Green synthesis of glycolic acid through the electrocatalytic reduction of oxalic acid over black TiO2: An experimental and theoretical study
Hugo Olvera‐Vargas, Oscar Andrés Jaramillo‐Quintero, Luis Darío Alarcón León, O. Castro-Ocampo, Christian A. Celaya, Marina E. Rincón, Jesús Muñiz
Abstract
The image depicts the active sites of black TiO 2 surface where the electrocatalytic reduction of oxalic acid to produce glycolic acid takes place. Herein, we present the electrocatalytic four-electron hydrogenation of oxalic acid into glycolic acid using black TiO 2 as an electrocatalyst. Oxalic acid is an abundant compound found in several sources of organic waste. The results showed a high selectivity of black TiO 2 toward glycolic acid, with the formation of glyoxylic acid being the rate-limiting step (glyoxylic acid is the two-electron intermediate).
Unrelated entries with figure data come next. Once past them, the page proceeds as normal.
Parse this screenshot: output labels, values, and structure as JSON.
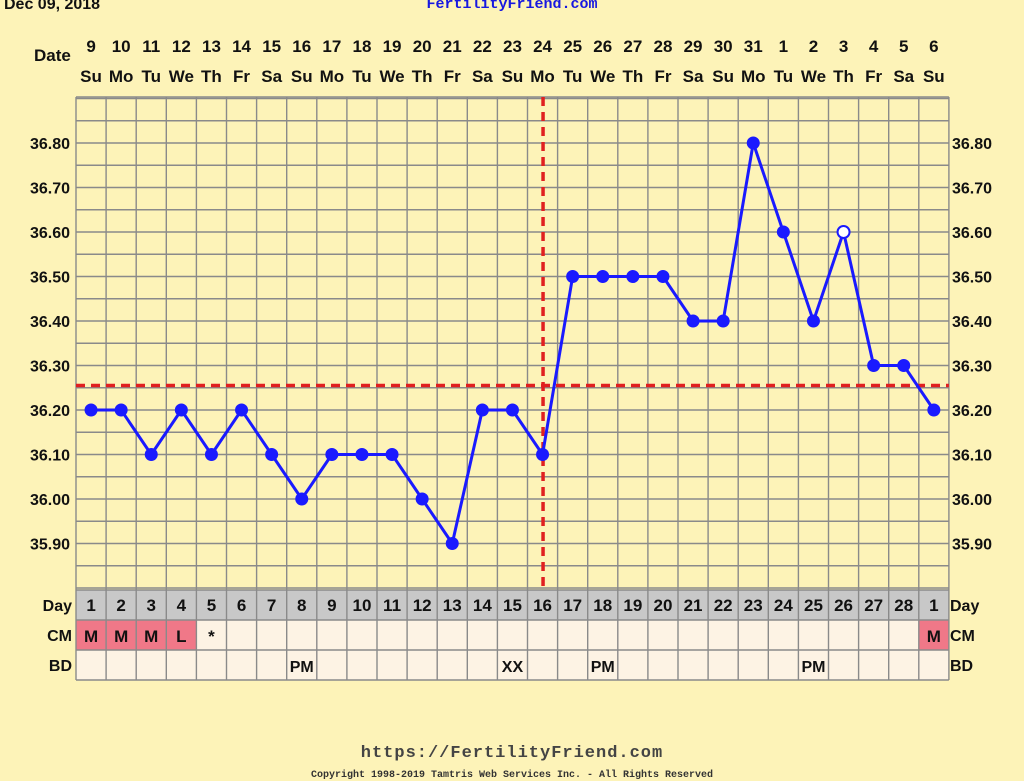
{
  "header": {
    "date_text": "Dec 09, 2018",
    "site_name": "FertilityFriend.com",
    "date_row_label": "Date"
  },
  "rows": {
    "day_label": "Day",
    "cm_label": "CM",
    "bd_label": "BD"
  },
  "footer": {
    "url": "https://FertilityFriend.com",
    "copyright": "Copyright 1998-2019 Tamtris Web Services Inc. - All Rights Reserved"
  },
  "colors": {
    "background": "#fdf3b8",
    "line": "#1a1aff",
    "grid": "#8a8a8a",
    "coverline": "#e02020",
    "day_row": "#c8c8c8",
    "cell_bg": "#fdf3e4",
    "cm_highlight": "#f07888"
  },
  "chart_data": {
    "type": "line",
    "dates": [
      "9",
      "10",
      "11",
      "12",
      "13",
      "14",
      "15",
      "16",
      "17",
      "18",
      "19",
      "20",
      "21",
      "22",
      "23",
      "24",
      "25",
      "26",
      "27",
      "28",
      "29",
      "30",
      "31",
      "1",
      "2",
      "3",
      "4",
      "5",
      "6"
    ],
    "weekdays": [
      "Su",
      "Mo",
      "Tu",
      "We",
      "Th",
      "Fr",
      "Sa",
      "Su",
      "Mo",
      "Tu",
      "We",
      "Th",
      "Fr",
      "Sa",
      "Su",
      "Mo",
      "Tu",
      "We",
      "Th",
      "Fr",
      "Sa",
      "Su",
      "Mo",
      "Tu",
      "We",
      "Th",
      "Fr",
      "Sa",
      "Su"
    ],
    "cycle_days": [
      "1",
      "2",
      "3",
      "4",
      "5",
      "6",
      "7",
      "8",
      "9",
      "10",
      "11",
      "12",
      "13",
      "14",
      "15",
      "16",
      "17",
      "18",
      "19",
      "20",
      "21",
      "22",
      "23",
      "24",
      "25",
      "26",
      "27",
      "28",
      "1"
    ],
    "series": [
      {
        "values": [
          36.2,
          36.2,
          36.1,
          36.2,
          36.1,
          36.2,
          36.1,
          36.0,
          36.1,
          36.1,
          36.1,
          36.0,
          35.9,
          36.2,
          36.2,
          36.1,
          36.5,
          36.5,
          36.5,
          36.5,
          36.4,
          36.4,
          36.8,
          36.6,
          36.4,
          36.6,
          36.3,
          36.3,
          36.2
        ],
        "open_points": [
          25
        ]
      }
    ],
    "y_ticks": [
      "35.90",
      "36.00",
      "36.10",
      "36.20",
      "36.30",
      "36.40",
      "36.50",
      "36.60",
      "36.70",
      "36.80"
    ],
    "ylim": [
      35.8,
      36.9
    ],
    "coverline": 36.255,
    "ovulation_after_index": 15,
    "cm": [
      "M",
      "M",
      "M",
      "L",
      "*",
      "",
      "",
      "",
      "",
      "",
      "",
      "",
      "",
      "",
      "",
      "",
      "",
      "",
      "",
      "",
      "",
      "",
      "",
      "",
      "",
      "",
      "",
      "",
      "M"
    ],
    "bd": [
      "",
      "",
      "",
      "",
      "",
      "",
      "",
      "PM",
      "",
      "",
      "",
      "",
      "",
      "",
      "XX",
      "",
      "",
      "PM",
      "",
      "",
      "",
      "",
      "",
      "",
      "PM",
      "",
      "",
      "",
      ""
    ],
    "grid": true
  }
}
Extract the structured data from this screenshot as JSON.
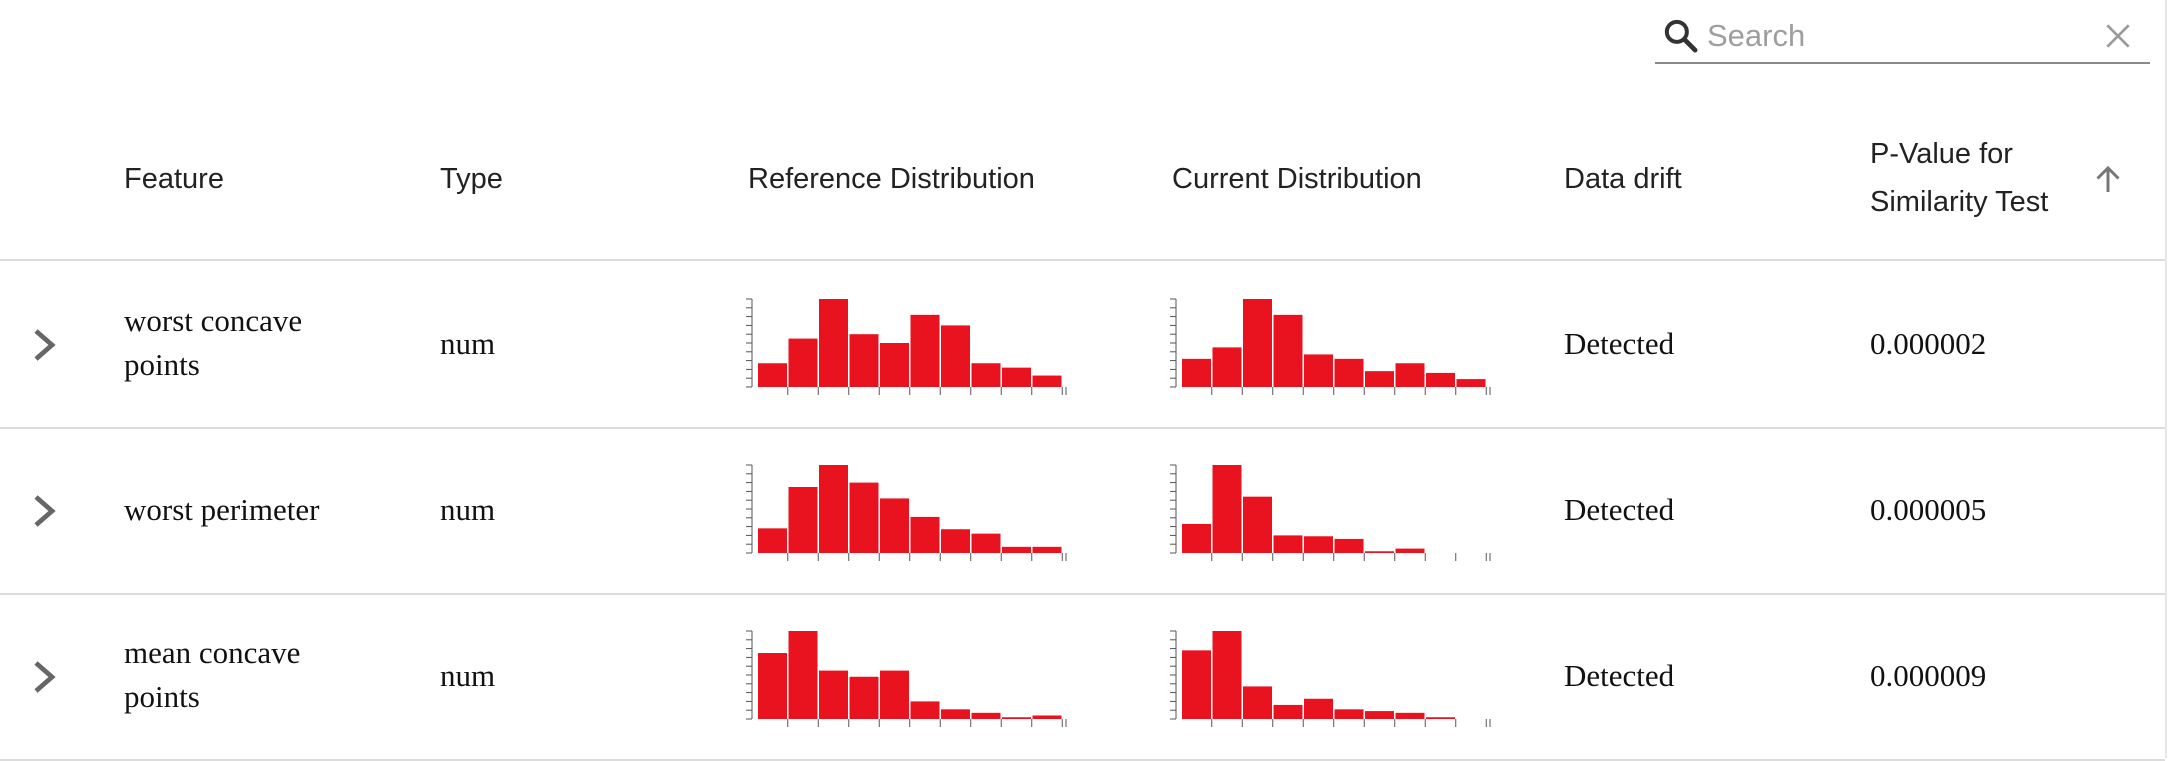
{
  "search": {
    "placeholder": "Search"
  },
  "colors": {
    "bar": "#E8131F",
    "axis": "#555555"
  },
  "columns": {
    "feature": "Feature",
    "type": "Type",
    "reference": "Reference Distribution",
    "current": "Current Distribution",
    "drift": "Data drift",
    "pvalue_line1": "P-Value for",
    "pvalue_line2": "Similarity Test"
  },
  "rows": [
    {
      "feature": "worst concave points",
      "type": "num",
      "drift": "Detected",
      "pvalue": "0.000002",
      "reference_hist": [
        0.27,
        0.55,
        1.0,
        0.6,
        0.5,
        0.82,
        0.7,
        0.27,
        0.22,
        0.13
      ],
      "current_hist": [
        0.32,
        0.45,
        1.0,
        0.82,
        0.37,
        0.32,
        0.18,
        0.27,
        0.16,
        0.09
      ]
    },
    {
      "feature": "worst perimeter",
      "type": "num",
      "drift": "Detected",
      "pvalue": "0.000005",
      "reference_hist": [
        0.28,
        0.75,
        1.0,
        0.8,
        0.62,
        0.41,
        0.27,
        0.22,
        0.07,
        0.07
      ],
      "current_hist": [
        0.33,
        1.0,
        0.64,
        0.2,
        0.19,
        0.16,
        0.02,
        0.05,
        0.0,
        0.0
      ]
    },
    {
      "feature": "mean concave points",
      "type": "num",
      "drift": "Detected",
      "pvalue": "0.000009",
      "reference_hist": [
        0.75,
        1.0,
        0.55,
        0.48,
        0.55,
        0.2,
        0.11,
        0.07,
        0.02,
        0.04
      ],
      "current_hist": [
        0.78,
        1.0,
        0.37,
        0.16,
        0.23,
        0.11,
        0.09,
        0.07,
        0.02,
        0.0
      ]
    }
  ]
}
The highest Faradaic efficiency (FE) of 69.6% ± 8.3% was achieved at 10.2 mA cm −2 in 4 h of electrolysis using an H-type cell operated at room temperature, with 50.2% ± 3.8% of oxalic acid conversion (degradation kinetic constant k = 0.0042 ± 0.0001 min −1 ), 58.8% ± 7.0% of reaction yield and 1.2 ± 0.18 g L −1 of glycolic acid production. A theoretical model of black TiO 2 coming from anatase TiO 2 was implemented by introducing Ti 3+ defects, which gave black TiO 2 the theoretical capability to easily transform oxalic acid into glycolic acid as experimentally observed. The reaction mechanism was supported and described in detail by density functional theory calculations, which revealed that surface Ti 3+ states were the main catalytic sites. This is the first time that a detailed step-by-step mechanism at the atomic level has been proposed for this electrocatalytic reaction, which represents a valuable contribution to the understanding of this process of high energy/environmental interest. This is also the first time that black TiO 2 has been used as an electrocatalyst for this sustainable process.